Saturday, February 1, 2020

Maintaining Trust AND Data Integrity - a forum

So many discussions are happening right now about ways to improve data integrity in published papers, while also maintaining trust in collaborators, supervisors, and students.

I am sure that many of these ideas will be expressed in other venues. However, we here wish to make a space available for constructive suggestions by those who wish to comment in depth but do not have another forum to do so.

These ideas will play out as a series of guests posts - as opposed to the back and forth in comment sections. We are striving for well-considered and deliberate ideas, rather than knee-jerk comments, criticisms, or the like.

These posts will not be about the Pruitt data debate specifically - but rather more general comments on how to improve the process overall - regardless of what happens with those papers.

These posts will be moderated by myself (Andrew Hendry). Please send me an email ( if you would like to write one.

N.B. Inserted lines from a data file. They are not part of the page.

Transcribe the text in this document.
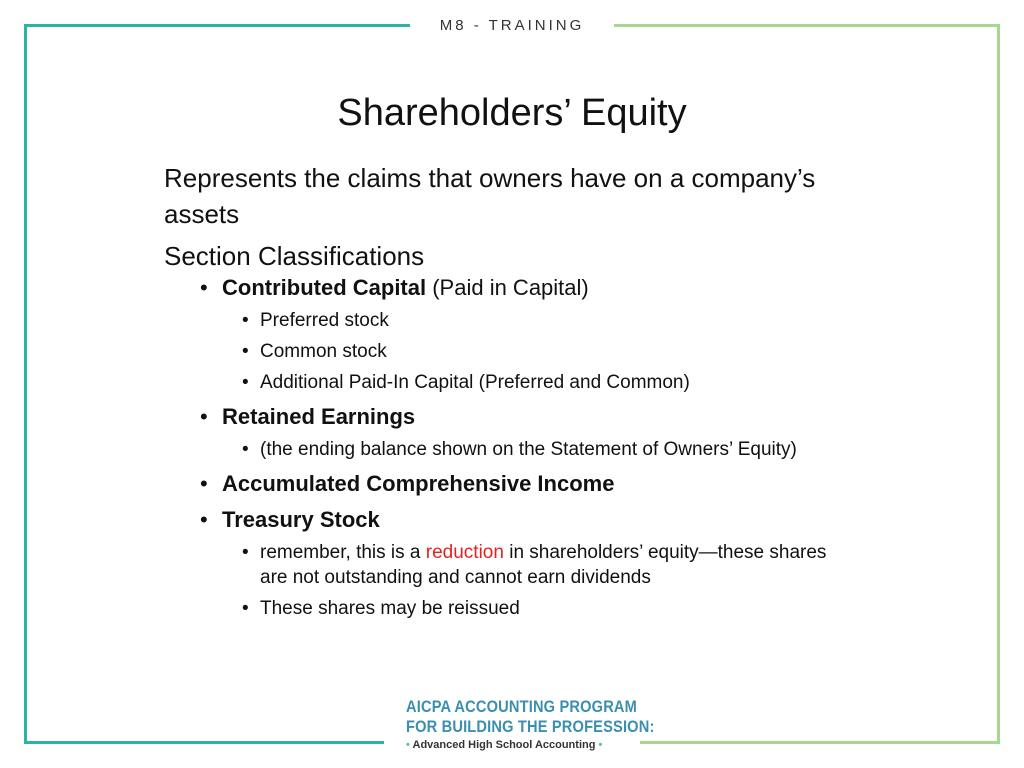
M8 - TRAINING
Shareholders’ Equity

Represents the claims that owners have on a company’s assets

Section Classifications

• Contributed Capital (Paid in Capital)
• Preferred stock
• Common stock
• Additional Paid-In Capital (Preferred and Common)
• Retained Earnings
• (the ending balance shown on the Statement of Owners’ Equity)
• Accumulated Comprehensive Income
• Treasury Stock
• remember, this is a reduction in shareholders’ equity—these shares are not outstanding and cannot earn dividends
• These shares may be reissued
AICPA ACCOUNTING PROGRAM
FOR BUILDING THE PROFESSION:
• Advanced High School Accounting •
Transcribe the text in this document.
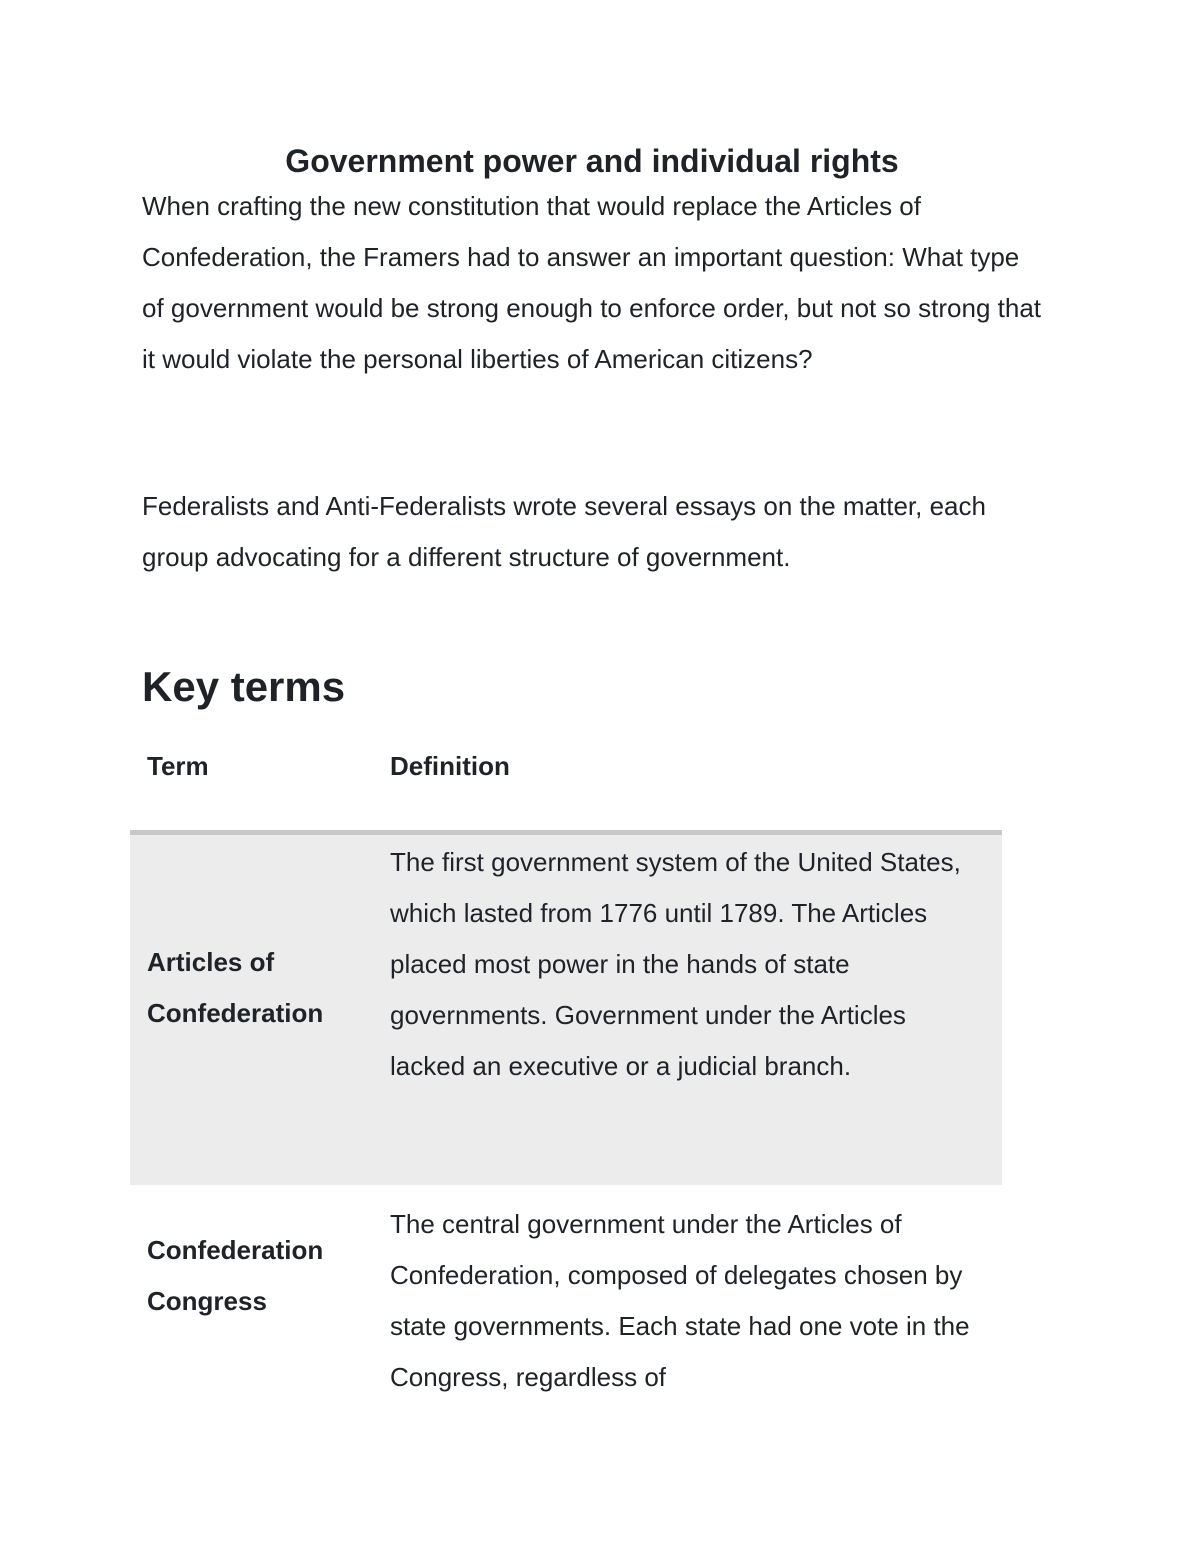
Government power and individual rights

When crafting the new constitution that would replace the Articles of Confederation, the Framers had to answer an important question: What type of government would be strong enough to enforce order, but not so strong that it would violate the personal liberties of American citizens?

Federalists and Anti-Federalists wrote several essays on the matter, each group advocating for a different structure of government.

Key terms
Term	Definition
Articles of Confederation
The first government system of the United States, which lasted from 1776 until 1789. The Articles placed most power in the hands of state governments. Government under the Articles lacked an executive or a judicial branch.
Confederation Congress
The central government under the Articles of Confederation, composed of delegates chosen by state governments. Each state had one vote in the Congress, regardless of
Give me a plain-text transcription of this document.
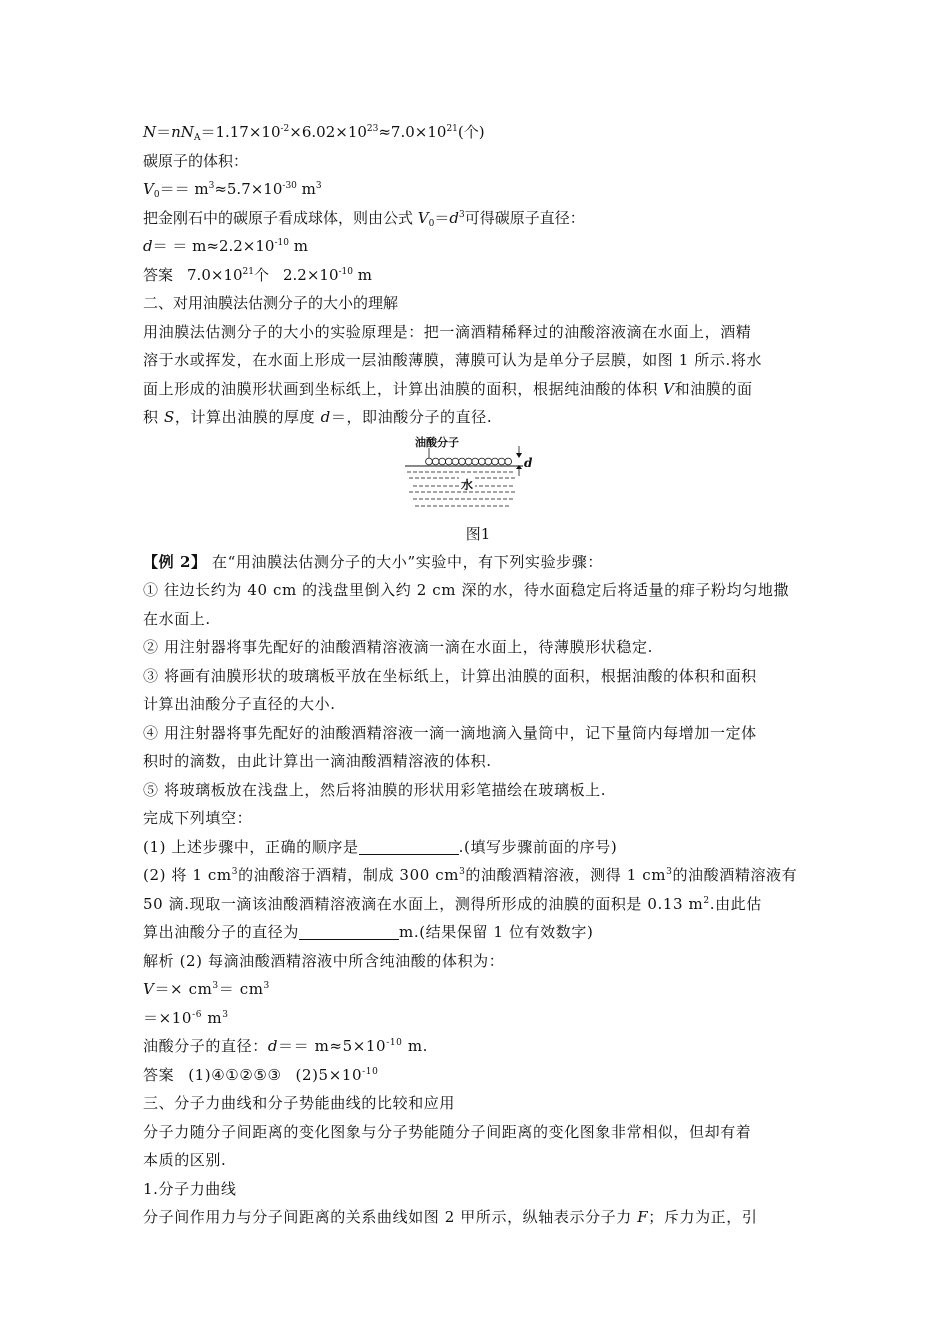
$N=nN_A=1.17\times 10^{-2}\times 6.02\times 10^{23}\approx 7.0\times 10^{21}$(个)
碳原子的体积：
$V_0== m^3\approx 5.7\times 10^{-30}$ $m^3$
把金刚石中的碳原子看成球体，则由公式 $V_0=d^3$可得碳原子直径：
$d= = m\approx 2.2\times 10^{-10}$ m
答案 $7.0\times 10^{21}$个 $2.2\times 10^{-10}$ m
二、对用油膜法估测分子的大小的理解
用油膜法估测分子的大小的实验原理是：把一滴酒精稀释过的油酸溶液滴在水面上，酒精
溶于水或挥发，在水面上形成一层油酸薄膜，薄膜可认为是单分子层膜，如图 1 所示.将水
面上形成的油膜形状画到坐标纸上，计算出油膜的面积，根据纯油酸的体积 V和油膜的面
积 S，计算出油膜的厚度 d＝，即油酸分子的直径.
油酸分子
d
水
图1
【例 2】 在“用油膜法估测分子的大小”实验中，有下列实验步骤：
① 往边长约为 40 cm 的浅盘里倒入约 2 cm 深的水，待水面稳定后将适量的痱子粉均匀地撒
在水面上.
② 用注射器将事先配好的油酸酒精溶液滴一滴在水面上，待薄膜形状稳定.
③ 将画有油膜形状的玻璃板平放在坐标纸上，计算出油膜的面积，根据油酸的体积和面积
计算出油酸分子直径的大小.
④ 用注射器将事先配好的油酸酒精溶液一滴一滴地滴入量筒中，记下量筒内每增加一定体
积时的滴数，由此计算出一滴油酸酒精溶液的体积.
⑤ 将玻璃板放在浅盘上，然后将油膜的形状用彩笔描绘在玻璃板上.
完成下列填空：
(1) 上述步骤中，正确的顺序是	.(填写步骤前面的序号)
(2) 将 1 $cm^3$的油酸溶于酒精，制成 300 $cm^3$的油酸酒精溶液，测得 1 $cm^3$的油酸酒精溶液有
50 滴.现取一滴该油酸酒精溶液滴在水面上，测得所形成的油膜的面积是 0.13 $m^2$.由此估
算出油酸分子的直径为	m.(结果保留 1 位有效数字)
解析 (2) 每滴油酸酒精溶液中所含纯油酸的体积为：
$V=\times cm^3= cm^3$
$=\times 10^{-6}$ $m^3$
油酸分子的直径：$d== m\approx 5\times 10^{-10}$ m.
答案 (1)④①②⑤③ $(2)5\times 10^{-10}$
三、分子力曲线和分子势能曲线的比较和应用
分子力随分子间距离的变化图象与分子势能随分子间距离的变化图象非常相似，但却有着
本质的区别.
1.分子力曲线
分子间作用力与分子间距离的关系曲线如图 2 甲所示，纵轴表示分子力 F；斥力为正，引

#IntegrityAndTrust 1. Publish statements on how data integrity was assured. 
By Pedro Peres-Neto.

#IntegrityAndTrust 2The role of teamwork in research ethics and integrity. 
By Steven Cooke.

#IntegrityAndTrust 3. Collaborate and share: data analysis practices are key to science credibility and reproducibility
By Jacob Brownscombe.

#IntegrityAndTrust 4. Building environments that promote data integrity
By Grant Haines and others.

#IntegrityAndTrust 5. With Data Editors, everyone wins
By Andrew Hendry.


Trust Your Collaborators
By Joan Strassmann

Publish and Perish: A Graduate Student Perspective
By Alexandra McInturf

Data Dilemmas in Animal Behavior
By TheFreePhenotype

To the early career scientists affected by #PruittData
By Wayne Maddison

Social Spider Research is Here to Stay

By Leticia Avil├ęs
On Luck, Success, and Becoming a Professor
By Aleeza Gerstein


Although this forum will not be specifically about the Pruitt data or controversy, I should make clear that:

1. I have never evaluated Jonathan or his work in any context. That is, I never reviewed any of his proposals or papers as reviewer, editor, or panel member. Nor have I provided assessment letters for his job applications or tenure or promotion. I have not been involved in any of the assessments of the data that is currently being questioned - although I have certainly heard about these issues as they unfolded. I have not collaborated with Jonathan, nor did I have any plans in place to do so.

2. I have met Jonathan at several meetings and when I visited his university for a seminar. I enjoyed meeting and talking with him, and he contributed a joke picture to #PeopleWhoFellAsleepReadingMyBook that I posted on twitter. Since, the controversy has erupted into public consciousness, I have emailed Jonathan offering him this blog as a venue should he wish to respond to the criticisms - and then later to let him know that he might want to consult legal advice before doing so.